Example. Dimitri and his wife make a gain of £200,000 on the sale of their home which they bought six years earlier. For one year Dimitri used 20% of his home exclusively for his business. The taxable part of the gain is therefore £200,000/6 x 20% = £6,666, i.e. £3,333 for both Dimitri and his wife. Neither have used their annual CGT exemption, which for 2020/21 is £12,300 each. But what if Dimitri had only just bought his home and works from there until it’s sold a few years later for a hefty gain?

Tip. If the part of your home used for business is one of those fancy sheds in your garden, the chance of there being a taxable gain when you sell is still remote. You should value the “shed” separately from your main home; its sale value is likely to be less than what it cost you to install, i.e. you will have made a loss not a gain.

Employed or self-employed?

The rules for working out the taxable part of a gain and the private residence relief (PRR) differ depending on whether you’re an employee or self-employed (this includes partners in a business).

Self-employed. If you use any part of your home exclusively for “trade or business, or of a profession or vocation” , the gain relating to that part (calculated in line with the example above)doesn’t qualify for PRR (see The next step ).

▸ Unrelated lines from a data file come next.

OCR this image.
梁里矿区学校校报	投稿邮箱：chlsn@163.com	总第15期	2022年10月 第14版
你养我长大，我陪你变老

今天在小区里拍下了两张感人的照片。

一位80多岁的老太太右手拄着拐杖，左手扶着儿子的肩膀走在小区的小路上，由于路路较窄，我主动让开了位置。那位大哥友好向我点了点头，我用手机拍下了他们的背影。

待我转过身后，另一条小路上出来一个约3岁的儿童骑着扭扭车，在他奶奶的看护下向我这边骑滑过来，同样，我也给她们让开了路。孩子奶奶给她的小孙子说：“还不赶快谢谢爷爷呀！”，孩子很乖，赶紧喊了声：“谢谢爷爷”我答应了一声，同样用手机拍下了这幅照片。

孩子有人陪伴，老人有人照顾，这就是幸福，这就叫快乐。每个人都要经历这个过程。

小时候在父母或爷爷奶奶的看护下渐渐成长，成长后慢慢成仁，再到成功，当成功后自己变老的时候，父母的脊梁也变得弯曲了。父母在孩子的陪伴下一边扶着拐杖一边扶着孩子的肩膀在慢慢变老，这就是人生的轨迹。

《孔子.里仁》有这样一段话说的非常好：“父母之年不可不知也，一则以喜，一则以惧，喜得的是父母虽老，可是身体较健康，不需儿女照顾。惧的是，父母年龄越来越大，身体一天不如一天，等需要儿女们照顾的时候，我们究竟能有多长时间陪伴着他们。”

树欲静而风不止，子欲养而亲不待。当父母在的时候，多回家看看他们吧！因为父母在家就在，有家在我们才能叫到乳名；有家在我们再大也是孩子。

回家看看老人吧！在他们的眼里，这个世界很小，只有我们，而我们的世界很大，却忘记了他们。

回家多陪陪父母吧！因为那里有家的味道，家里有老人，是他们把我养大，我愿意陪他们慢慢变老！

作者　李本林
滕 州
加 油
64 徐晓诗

Employees (including directors). Rather than working out the part of the gain relating to the business and not allowing PRR against it, as an employee or director if you use part of your home, e.g. a garden office, exclusively for work you adjust the PRR in a “just and reasonable” way to arrive at the taxable amount. The result is broadly the same as for the self-employed despite the different method.

HMRC’s view

HMRC acknowledges the difference in how the rules work. More significantly, in its internal guidance for tax inspectors it says “No adjustment” to reduce PRR “should be made where, for example, a room is used as a study” (see The next step ). However, it goes on to say “If a substantial part of the residence is used exclusively as an office” then PRR should be restricted.

Tip. Take advantage of HMRC’s approach by limiting exclusive use for work to no more than one room in your home, that way you won’t lose any PRR when you sell it. HMRC doesn’t specifically comment on whether it considers a fancy garden shed to be a single room, but it seems to us logical that it would, unless it was especially large. In that case an apportionment of PRR is required, but for the reasons stated above it is unlikely to result in a CGT bill.

For examples of calculating taxable gains and a link to HMRC’s guidance, visit http://www.tips-and-advice-tax.co.uk , Download Zone, year 21, issue 02.

If you’re a director or employee and only use one room in your home exclusively for work it won’t affect the capital gains tax (CGT) private residence relief you can claim. If you’re self-employed, a short period of homeworking is very unlikely to result in a CGT bill. The same is true if your office consists of a fancy shed in the garden.